Seeking to reflect the spiritual importance of the issue through the work of cinematographers Mathieu Bertholet, Prisca Bourgoin and Rémi Jennequin, the director favored subdued lights whenever possible, “to have an atmosphere of dimmed intimacy and to recreate this feeling of sacredness one can find in churches and mosques.” Scenes were therefore mostly shot at dawns and ends of days rather than in raw sunlight.
The driving force behind the director’s film was also to make her native culture better known. “We pass by people of all origins every day, and that’s the beauty of our globalized world, but I sometimes feel that we don’t really meet each other.”
The rich oral tradition of West Africa takes the main stage. The story is punctuated by the singing of the griottes, who infuse the feature with a power that grips the heart until the very last second. “It is almost a documentary musical. The songs carry both the narrative and the poetry that I wanted to put in it. We see the opposition between the justice inherited from the West, which is recorded in writing, whereas in the Mandingue people traditions, everything is recorded by word of mouth. That’s why writer Amadou Hampâté Bâ said: ‘An old man who dies is a library that burns.’ I wanted to testify of our oral literature and its depth. Our languages are very rich, very colorful. We use a lot of proverbs,” Boro says.
“For example, instead of saying to a child, ‘Stop taunting your brother,’ we would say, ‘He who has not crossed the other shore, does not mock him who is drowning,’ and the child has to give it a meaning.
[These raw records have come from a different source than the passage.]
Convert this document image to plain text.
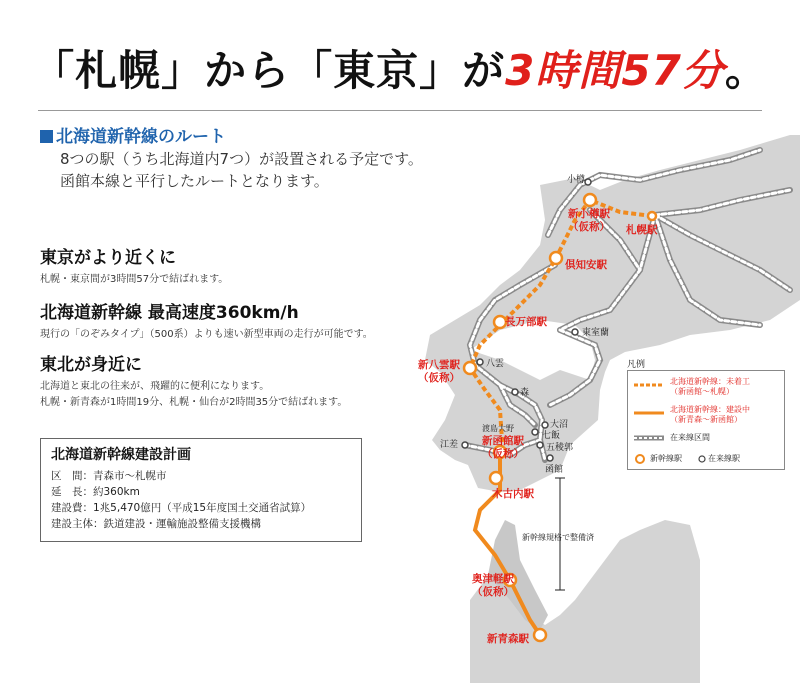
「札幌」から「東京」が3時間57分。
新幹線規格で整備済
新小樽駅
（仮称） 札幌駅
倶知安駅
長万部駅
新八雲駅
（仮称）
新函館駅
（仮称）
木古内駅
奥津軽駅
（仮称）
新青森駅
小樽
東室蘭
八雲
森
大沼
七飯
五稜郭
函館
江差
渡島大野
凡例
北海道新幹線：未着工
（新函館～札幌）
北海道新幹線：建設中
（新青森～新函館）
在来線区間
新幹線駅	在来線駅
北海道新幹線のルート
8つの駅（うち北海道内7つ）が設置される予定です。
函館本線と平行したルートとなります。
東京がより近くに
札幌・東京間が3時間57分で結ばれます。
北海道新幹線 最高速度360km/h
現行の「のぞみタイプ」（500系）よりも速い新型車両の走行が可能です。
東北が身近に
北海道と東北の往来が、飛躍的に便利になります。
札幌・新青森が1時間19分、札幌・仙台が2時間35分で結ばれます。
北海道新幹線建設計画
区　間：青森市～札幌市
延　長：約360km
建設費：1兆5,470億円（平成15年度国土交通省試算）
建設主体：鉄道建設・運輸施設整備支援機構
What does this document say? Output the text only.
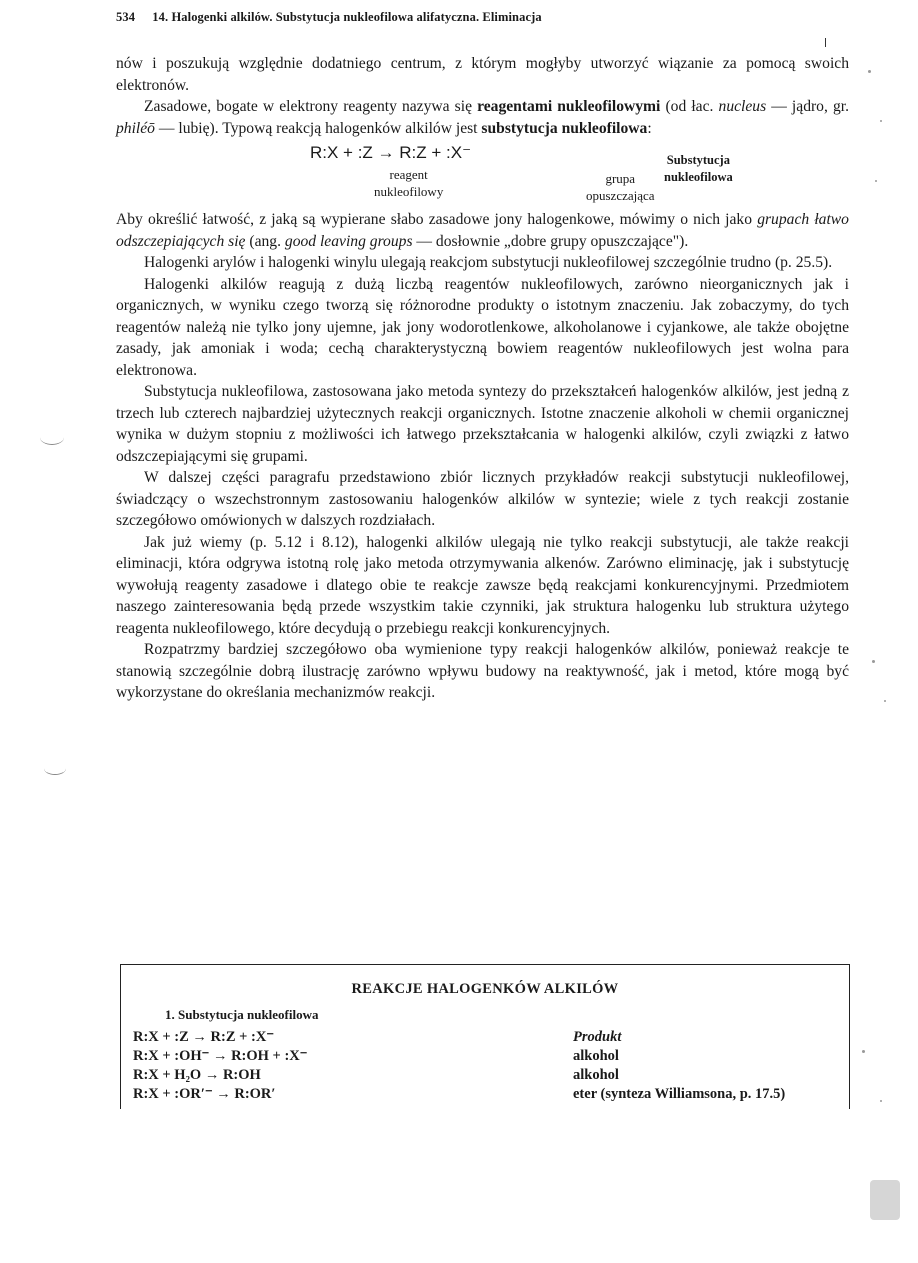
534 14. Halogenki alkilów. Substytucja nukleofilowa alifatyczna. Eliminacja

nów i poszukują względnie dodatniego centrum, z którym mogłyby utworzyć wiązanie za pomocą swoich elektronów.

Zasadowe, bogate w elektrony reagenty nazywa się reagentami nukleofilowymi (od łac. nucleus — jądro, gr. philéō — lubię). Typową reakcją halogenków alkilów jest substytucja nukleofilowa:

R:X + :Z → R:Z + :X⁻
reagent
nukleofilowy
grupa
opuszczająca
Substytucja
nukleofilowa

Aby określić łatwość, z jaką są wypierane słabo zasadowe jony halogenkowe, mówimy o nich jako grupach łatwo odszczepiających się (ang. good leaving groups — dosłownie „dobre grupy opuszczające").

Halogenki arylów i halogenki winylu ulegają reakcjom substytucji nukleofilowej szczególnie trudno (p. 25.5).

Halogenki alkilów reagują z dużą liczbą reagentów nukleofilowych, zarówno nieorganicznych jak i organicznych, w wyniku czego tworzą się różnorodne produkty o istotnym znaczeniu. Jak zobaczymy, do tych reagentów należą nie tylko jony ujemne, jak jony wodorotlenkowe, alkoholanowe i cyjankowe, ale także obojętne zasady, jak amoniak i woda; cechą charakterystyczną bowiem reagentów nukleofilowych jest wolna para elektronowa.

Substytucja nukleofilowa, zastosowana jako metoda syntezy do przekształceń halogenków alkilów, jest jedną z trzech lub czterech najbardziej użytecznych reakcji organicznych. Istotne znaczenie alkoholi w chemii organicznej wynika w dużym stopniu z możliwości ich łatwego przekształcania w halogenki alkilów, czyli związki z łatwo odszczepiającymi się grupami.

W dalszej części paragrafu przedstawiono zbiór licznych przykładów reakcji substytucji nukleofilowej, świadczący o wszechstronnym zastosowaniu halogenków alkilów w syntezie; wiele z tych reakcji zostanie szczegółowo omówionych w dalszych rozdziałach.

Jak już wiemy (p. 5.12 i 8.12), halogenki alkilów ulegają nie tylko reakcji substytucji, ale także reakcji eliminacji, która odgrywa istotną rolę jako metoda otrzymywania alkenów. Zarówno eliminację, jak i substytucję wywołują reagenty zasadowe i dlatego obie te reakcje zawsze będą reakcjami konkurencyjnymi. Przedmiotem naszego zainteresowania będą przede wszystkim takie czynniki, jak struktura halogenku lub struktura użytego reagenta nukleofilowego, które decydują o przebiegu reakcji konkurencyjnych.

Rozpatrzmy bardziej szczegółowo oba wymienione typy reakcji halogenków alkilów, ponieważ reakcje te stanowią szczególnie dobrą ilustrację zarówno wpływu budowy na reaktywność, jak i metod, które mogą być wykorzystane do określania mechanizmów reakcji.

REAKCJE HALOGENKÓW ALKILÓW
1. Substytucja nukleofilowa
R:X + :Z → R:Z + :X⁻	Produkt
R:X + :OH⁻ → R:OH + :X⁻	alkohol
R:X + H₂O → R:OH	alkohol
R:X + :OR′⁻ → R:OR′	eter (synteza Williamsona, p. 17.5)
That is why, by us, we often say ‘the word is a peanut and it is up to the person who receives it to deconstruct it.'”
In this powerful work showing the impact of societal changes on ancestral traditions, Boro never gets judgemental. “Even though I sometimes feel pain seeing how little has changed, I keep a strong tenderness for my culture. I am not exactly the same anymore, I could not imagine for example living with a polygamous husband. But this is my family’s reality, and it would surely be mine had I stayed. And this reality, the women of my family manage to embellish it thanks to their great strength and self-confidence.”
A part of Boro’s family refused to appear on screen. For them, the desecration of the courtyard came from the desire of some to sell it, but also from her cameras. But the biggest challenge for the filmmaker was to figure out how much distance she should put between herself and the very personal subject.
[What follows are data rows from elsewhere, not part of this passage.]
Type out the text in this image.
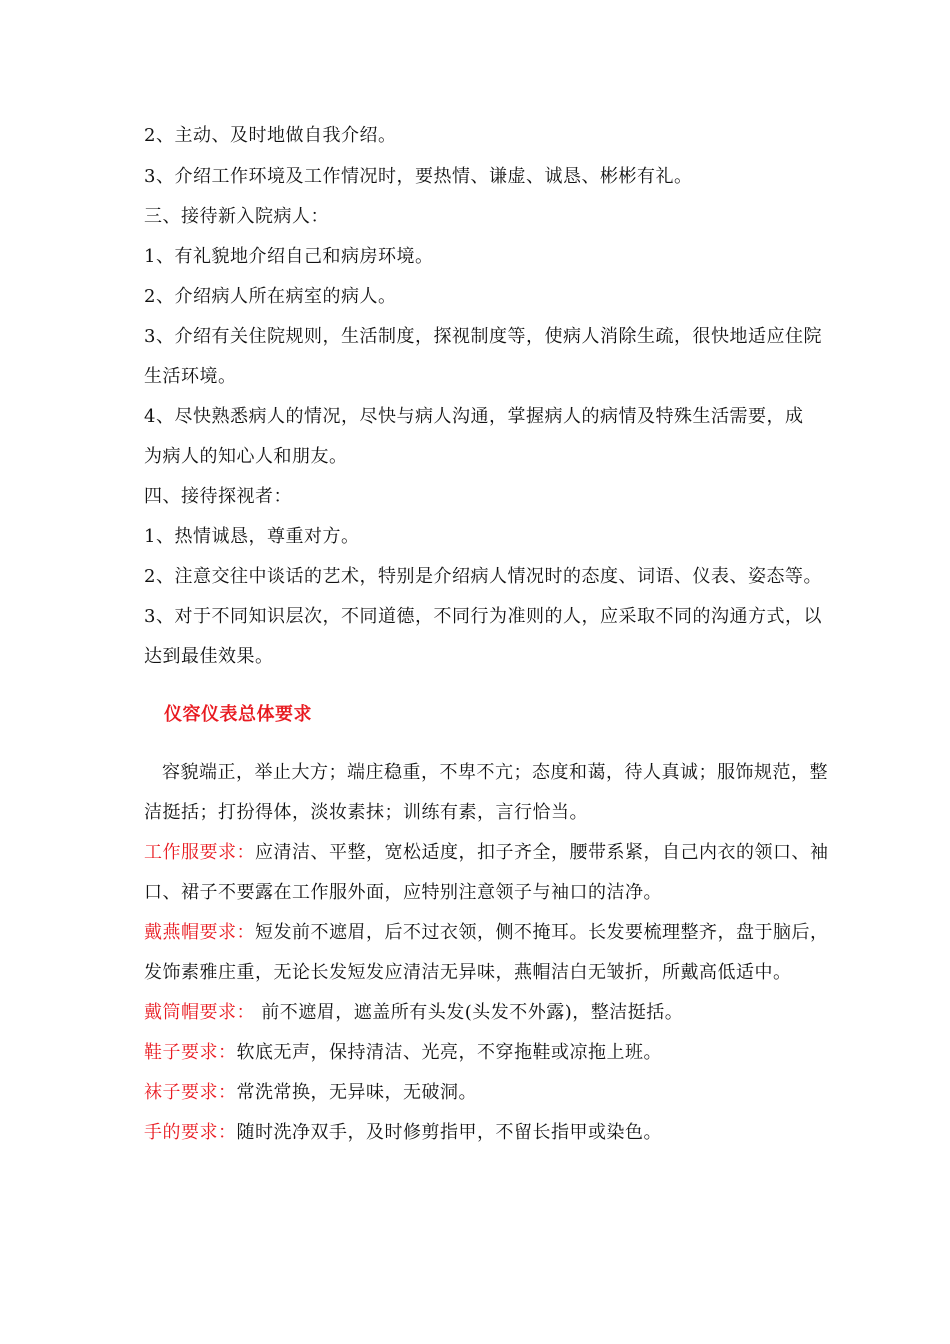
2、主动、及时地做自我介绍。
3、介绍工作环境及工作情况时，要热情、谦虚、诚恳、彬彬有礼。
三、接待新入院病人：
1、有礼貌地介绍自己和病房环境。
2、介绍病人所在病室的病人。
3、介绍有关住院规则，生活制度，探视制度等，使病人消除生疏，很快地适应住院
生活环境。
4、尽快熟悉病人的情况，尽快与病人沟通，掌握病人的病情及特殊生活需要，成
为病人的知心人和朋友。
四、接待探视者：
1、热情诚恳，尊重对方。
2、注意交往中谈话的艺术，特别是介绍病人情况时的态度、词语、仪表、姿态等。
3、对于不同知识层次，不同道德，不同行为准则的人，应采取不同的沟通方式，以
达到最佳效果。
仪容仪表总体要求
容貌端正，举止大方；端庄稳重，不卑不亢；态度和蔼，待人真诚；服饰规范，整
洁挺括；打扮得体，淡妆素抹；训练有素，言行恰当。
工作服要求：应清洁、平整，宽松适度，扣子齐全，腰带系紧，自己内衣的领口、袖
口、裙子不要露在工作服外面，应特别注意领子与袖口的洁净。
戴燕帽要求：短发前不遮眉，后不过衣领，侧不掩耳。长发要梳理整齐，盘于脑后，
发饰素雅庄重，无论长发短发应清洁无异味，燕帽洁白无皱折，所戴高低适中。
戴筒帽要求： 前不遮眉，遮盖所有头发(头发不外露)，整洁挺括。
鞋子要求：软底无声，保持清洁、光亮，不穿拖鞋或凉拖上班。
袜子要求：常洗常换，无异味，无破洞。
手的要求：随时洗净双手，及时修剪指甲，不留长指甲或染色。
“I felt the need to protect myself, to remain, I would say, behind the fourth wall. For the same reason, I never filmed my mother, Haoua Bomborokuy Coulibaly, who still lived in the family home. I thought it would be a kind of egotism to do so. I highly regret my decision. She passed away during the pandemic in 2020. I dedicated ‘Al Djanat’ to her as a way of repairing my mistake and making her a part of the film.”
Boro found the perfect distance she was looking for only during editing when she finally agreed for a voice-over. “I decided I want to testify about my position and what I could pass from my history on to my children who are mixed and were born far from this courtyard in France. This film is my gift to them, those whose umbilical cord I could not bury. It is the story of their origins.”